9. Halant (Virama) Handling
The virama (halant) is the diacritic that suppresses the inherent vowel of a consonant. In Devanagari it is U+094D; each other Indic script has its own corresponding code point. In properly encoded Indic text, the virama appears between consonants of a conjunct cluster, and also appears at the end of a word-final consonant when that consonant has no inherent vowel.
Several failure modes are common in PDF extraction of viramas. When a conjunct is represented as a ligature glyph, the ToUnicode entry should include the virama between the constituent consonants (e.g., <0915 094D 0916> for the ka-halant-kha conjunct), but many generators omit the virama, producing <0915 0916> instead.
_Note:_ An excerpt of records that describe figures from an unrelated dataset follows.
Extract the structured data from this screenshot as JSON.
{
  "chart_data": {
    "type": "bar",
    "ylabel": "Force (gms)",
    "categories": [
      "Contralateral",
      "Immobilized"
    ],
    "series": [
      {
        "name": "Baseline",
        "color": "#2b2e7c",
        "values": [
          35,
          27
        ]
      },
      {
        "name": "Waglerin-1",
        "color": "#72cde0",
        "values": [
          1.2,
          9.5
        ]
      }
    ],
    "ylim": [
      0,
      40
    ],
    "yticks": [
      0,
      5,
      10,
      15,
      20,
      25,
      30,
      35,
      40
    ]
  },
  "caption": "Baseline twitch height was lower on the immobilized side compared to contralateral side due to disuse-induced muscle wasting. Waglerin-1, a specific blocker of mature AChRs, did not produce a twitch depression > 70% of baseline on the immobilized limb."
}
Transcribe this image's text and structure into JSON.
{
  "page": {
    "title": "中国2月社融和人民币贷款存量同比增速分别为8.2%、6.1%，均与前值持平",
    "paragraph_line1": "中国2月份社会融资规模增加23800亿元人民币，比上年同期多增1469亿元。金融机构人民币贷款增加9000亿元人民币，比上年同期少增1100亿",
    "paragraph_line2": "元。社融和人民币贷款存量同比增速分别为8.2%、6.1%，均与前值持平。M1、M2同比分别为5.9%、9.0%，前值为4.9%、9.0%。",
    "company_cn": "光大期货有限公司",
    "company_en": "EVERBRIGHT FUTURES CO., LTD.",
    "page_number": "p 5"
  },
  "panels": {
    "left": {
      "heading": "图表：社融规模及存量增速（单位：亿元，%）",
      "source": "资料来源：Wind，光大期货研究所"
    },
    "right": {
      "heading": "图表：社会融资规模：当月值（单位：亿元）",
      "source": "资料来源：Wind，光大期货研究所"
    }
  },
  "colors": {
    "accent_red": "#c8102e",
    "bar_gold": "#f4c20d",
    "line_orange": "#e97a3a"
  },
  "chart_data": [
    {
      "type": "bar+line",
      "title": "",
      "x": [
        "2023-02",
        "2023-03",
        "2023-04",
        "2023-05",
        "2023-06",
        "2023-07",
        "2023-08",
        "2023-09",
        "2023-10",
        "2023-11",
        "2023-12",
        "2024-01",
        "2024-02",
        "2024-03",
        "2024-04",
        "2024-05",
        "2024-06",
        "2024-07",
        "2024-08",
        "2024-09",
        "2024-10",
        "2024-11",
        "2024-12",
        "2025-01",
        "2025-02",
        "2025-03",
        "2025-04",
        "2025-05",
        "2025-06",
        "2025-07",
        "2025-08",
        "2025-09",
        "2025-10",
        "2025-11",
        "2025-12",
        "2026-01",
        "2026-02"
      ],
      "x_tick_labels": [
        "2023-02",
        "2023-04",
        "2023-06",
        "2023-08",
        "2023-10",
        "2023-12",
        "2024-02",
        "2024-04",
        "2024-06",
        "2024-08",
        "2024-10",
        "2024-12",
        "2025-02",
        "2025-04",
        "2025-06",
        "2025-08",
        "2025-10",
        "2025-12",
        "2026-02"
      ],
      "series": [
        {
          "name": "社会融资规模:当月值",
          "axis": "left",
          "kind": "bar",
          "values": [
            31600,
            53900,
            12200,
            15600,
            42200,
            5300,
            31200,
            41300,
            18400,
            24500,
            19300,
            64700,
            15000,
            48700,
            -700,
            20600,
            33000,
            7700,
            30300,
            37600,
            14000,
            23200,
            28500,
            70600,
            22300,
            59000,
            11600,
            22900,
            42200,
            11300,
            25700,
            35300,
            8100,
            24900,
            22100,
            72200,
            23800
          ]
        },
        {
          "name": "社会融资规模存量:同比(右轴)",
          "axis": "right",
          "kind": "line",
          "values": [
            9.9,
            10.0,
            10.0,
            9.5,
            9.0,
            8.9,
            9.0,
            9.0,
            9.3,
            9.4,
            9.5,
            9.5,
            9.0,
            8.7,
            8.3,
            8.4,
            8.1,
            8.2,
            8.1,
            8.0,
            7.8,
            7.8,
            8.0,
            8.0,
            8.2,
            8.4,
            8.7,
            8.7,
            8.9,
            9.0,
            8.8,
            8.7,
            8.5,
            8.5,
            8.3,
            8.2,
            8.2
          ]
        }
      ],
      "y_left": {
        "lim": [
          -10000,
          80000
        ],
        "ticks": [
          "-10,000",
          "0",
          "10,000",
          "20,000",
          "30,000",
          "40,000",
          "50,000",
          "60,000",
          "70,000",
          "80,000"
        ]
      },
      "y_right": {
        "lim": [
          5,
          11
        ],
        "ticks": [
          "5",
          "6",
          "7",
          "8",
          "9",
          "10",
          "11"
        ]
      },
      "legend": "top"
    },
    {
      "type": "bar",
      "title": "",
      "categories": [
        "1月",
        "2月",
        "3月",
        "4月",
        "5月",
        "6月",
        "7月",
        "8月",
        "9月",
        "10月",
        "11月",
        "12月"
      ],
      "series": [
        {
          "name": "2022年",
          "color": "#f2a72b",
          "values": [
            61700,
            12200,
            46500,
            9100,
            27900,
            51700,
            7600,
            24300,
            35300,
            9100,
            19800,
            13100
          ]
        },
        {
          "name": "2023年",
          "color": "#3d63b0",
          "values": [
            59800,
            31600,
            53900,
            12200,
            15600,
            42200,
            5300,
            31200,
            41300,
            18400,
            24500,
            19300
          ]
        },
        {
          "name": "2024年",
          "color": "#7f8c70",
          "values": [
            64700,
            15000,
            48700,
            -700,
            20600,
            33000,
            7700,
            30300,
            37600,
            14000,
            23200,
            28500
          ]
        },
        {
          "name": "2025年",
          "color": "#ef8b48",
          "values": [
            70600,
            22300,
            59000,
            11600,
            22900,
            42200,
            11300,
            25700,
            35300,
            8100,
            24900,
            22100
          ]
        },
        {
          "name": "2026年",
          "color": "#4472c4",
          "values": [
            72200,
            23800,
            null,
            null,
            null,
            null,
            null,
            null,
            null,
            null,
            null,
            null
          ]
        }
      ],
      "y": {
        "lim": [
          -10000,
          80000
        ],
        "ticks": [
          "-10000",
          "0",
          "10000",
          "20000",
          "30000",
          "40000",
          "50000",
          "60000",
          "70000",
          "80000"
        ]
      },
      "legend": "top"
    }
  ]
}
This sequence is phonemically distinct — it implies a vowel between the consonants — and will render differently in word processors, cause incorrect spell-checking, and produce wrong search results.
Conversely, a virama that is encoded in the ToUnicode but placed at the wrong position in the output sequence (e.g., before the first consonant rather than between them) breaks downstream Indic text processing entirely. pdftract's GSUB reversal logic must validate virama placement against the logical structure of each conjunct it decodes.
10. OCR Fallback for Indic Scripts
When ToUnicode is absent, ActualText is not present, and GSUB reversal fails to produce a coherent Unicode sequence (as indicated by high rates of unresolvable glyph names, invalid code point sequences, or detection of a purely graphical rendering pipeline), pdftract falls back to OCR using Tesseract with script-specific language models.
Tesseract provides dedicated trained models for major Indic scripts: deva for Devanagari, tam for Tamil, tel for Telugu, ben for Bengali, kan for Kannada, mal for Malayalam, guj for Gujarati, and pan for Gurmukhi. These models produce Unicode output in logical (phonemic) order directly, as Tesseract's Indic pipeline includes its own shaping-aware recognition layer.
pdftract must render the affected PDF page region to a raster image at sufficient resolution (minimum 300 DPI, preferably 400 DPI for small body text) before passing it to Tesseract. The script of the content must be identified to select the correct model; this can be done heuristically from any glyph name information or from the font name embedded in the PDF. All text extracted via the OCR path is annotated in pdftract's output with a source: ocr field and a per-word or per-line confidence score as reported by Tesseract's HOCR output, so consumers can distinguish OCR-derived text from CMap-derived or ActualText-derived text and apply appropriate downstream validation.